Drummer Haggai Fershtman routinely endures both Shalev and random fans crawling on him and his drum kit while casually maintaining perfect time. Guitarist Yonatan Gat has mastered the art of throwing down blistering licks while being molested by throngs of drunks. In the history of rock and roll, there's rarely been a band to throw itself so wholly into every single show.

Shalev, meanwhile, is nonplussed. "Pussy yourself, you motherfucker," he remarks.

"The pain was insane," Shalev later recalls over the phone from his home in Tel Aviv, Israel. "After, I think, 700 shows, it was the first show that we had to stop in the middle."

Here's the impressive part: Monotonix canceled one show, which was scheduled for the next day, and then kept touring.
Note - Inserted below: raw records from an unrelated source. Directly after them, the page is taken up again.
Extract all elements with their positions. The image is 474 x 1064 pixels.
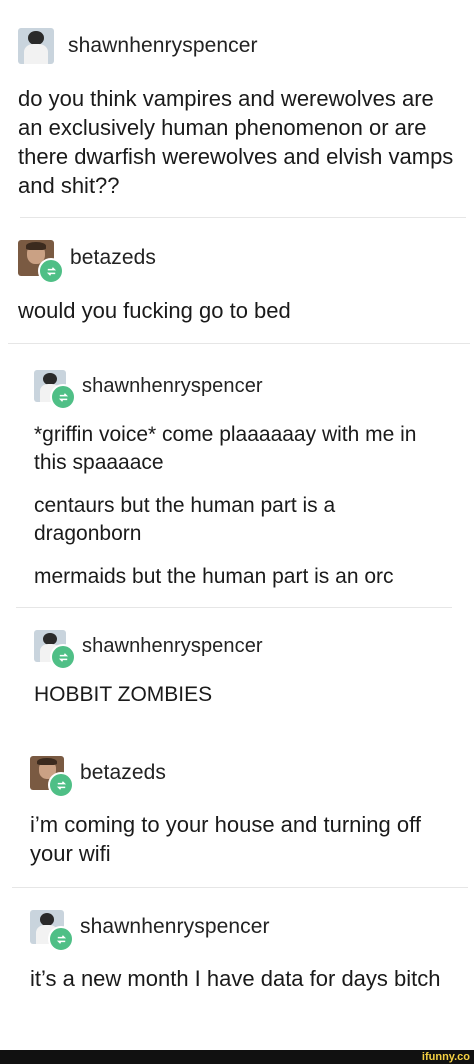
- footer-bar: ifunny.co: [0, 1050, 474, 1064]
- post-3-header: shawnhenryspencer: [34, 370, 263, 410]
- reblog-icon: [48, 772, 74, 798]
- avatar[interactable]: [34, 370, 76, 410]
- post-text: i’m coming to your house and turning off…: [30, 812, 421, 866]
- post-4-header: shawnhenryspencer: [34, 630, 263, 670]
- post-6-header: shawnhenryspencer: [30, 910, 270, 952]
- avatar[interactable]: [30, 756, 74, 798]
- post-text: centaurs but the human part is a dragonb…: [34, 494, 336, 545]
- reblog-icon: [38, 258, 64, 284]
- username[interactable]: shawnhenryspencer: [80, 915, 270, 939]
- avatar[interactable]: [18, 240, 64, 284]
- watermark: ifunny.co: [421, 1051, 470, 1063]
- reblog-icon: [50, 384, 76, 410]
- post-text: *griffin voice* come plaaaaaay with me i…: [34, 423, 417, 474]
- username[interactable]: shawnhenryspencer: [68, 34, 258, 58]
- post-text: do you think vampires and werewolves are…: [18, 86, 454, 198]
- post-text: would you fucking go to bed: [18, 298, 291, 323]
- username[interactable]: betazeds: [70, 246, 156, 270]
- reblog-icon: [50, 644, 76, 670]
- avatar[interactable]: [34, 630, 76, 670]
- post-text: HOBBIT ZOMBIES: [34, 683, 213, 706]
- username[interactable]: shawnhenryspencer: [82, 375, 263, 398]
- username[interactable]: betazeds: [80, 761, 166, 785]
- avatar[interactable]: [18, 28, 54, 64]
- divider: [20, 217, 466, 218]
- username[interactable]: shawnhenryspencer: [82, 635, 263, 658]
- divider: [16, 607, 452, 608]
- avatar[interactable]: [30, 910, 74, 952]
- post-text: it’s a new month I have data for days bi…: [30, 966, 441, 991]
- post-1-header: shawnhenryspencer: [18, 28, 258, 64]
- reblog-icon: [48, 926, 74, 952]
- divider: [12, 887, 468, 888]
- post-5-header: betazeds: [30, 756, 166, 798]
- post-text: mermaids but the human part is an orc: [34, 565, 394, 588]
- post-2-header: betazeds: [18, 240, 156, 284]
- divider: [8, 343, 470, 344]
Shalev, whose accent is more Borat than Arafat, laughs about that now. "I sang while I was sitting, and it was toward the end of the tour, so we only had to do two more shows. But I was sitting on the bar or something like that. And people liked it; they appreciated that we would do the show in this condition."

If you can describe Monotonix in one word, that word is "relentless." It's evident in the band's music, which is something like Iggy and the Stooges recorded on the other end of a telephone, rooted in driving bass-drum hits and overlaid by screeching, often one-note guitar lines and Shalev's Gogol Bordello-esque vocals. With only a bare-bones setup that notably excludes bass guitar, the band generates a preposterous amount of noise and aggression.

It's also evident in the band's touring schedule, which stretches on for months with daily — or twice or three times daily — performances. And it's evident at those shows, which are legendarily chaotic.

Take the time Shalev broke both his shoulders after he fell out of a trash can. Why he was in the trash can in the first place is as much a mystery to Shalev as it is to anyone else.

"I don't know," he says, laughing. "There was a garbage can around, and I decided to jump into it. There's no particular reason I could say to jump into the garbage can. It just seemed like the right thing to do at that time."

That kind of attitude betrays a certain zen to the way Shalev sees his band and his music. Things don't necessarily happen for any reason; they just unfold that way. Not playing on stage wasn't really a conscious decision; it was just something the band had an idea to do at its first show. It worked out, so the band kept doing it.

"At that first show, the vibe and the energy between us and the audience was so good. So we decided, all right, let's do it like this," he explains.

The approach got Monotonix banned from almost every venue in Israel. "People here weren't ready for this experience," he says. "From the beginning, I mean, promoters and venue owners, they thought that we just wanted to trash the place. But we never do want to trash the place. If something happens to the equipment or things like that, and the owner or the promoter wants us to pay for it, we do it without arguing or anything. But still, probably about 80 percent of our shows got stopped by the promoter or by the police or things like that."

"Right now," he adds, "this problem is solved, because we don't play in Israel anymore."

Rather than get upset about the resistance, Monotonix took its show on the road and started touring Europe and the U.S. with a near-obsessive work ethic. Now, says Shalev, the band uses its time at home to unwind.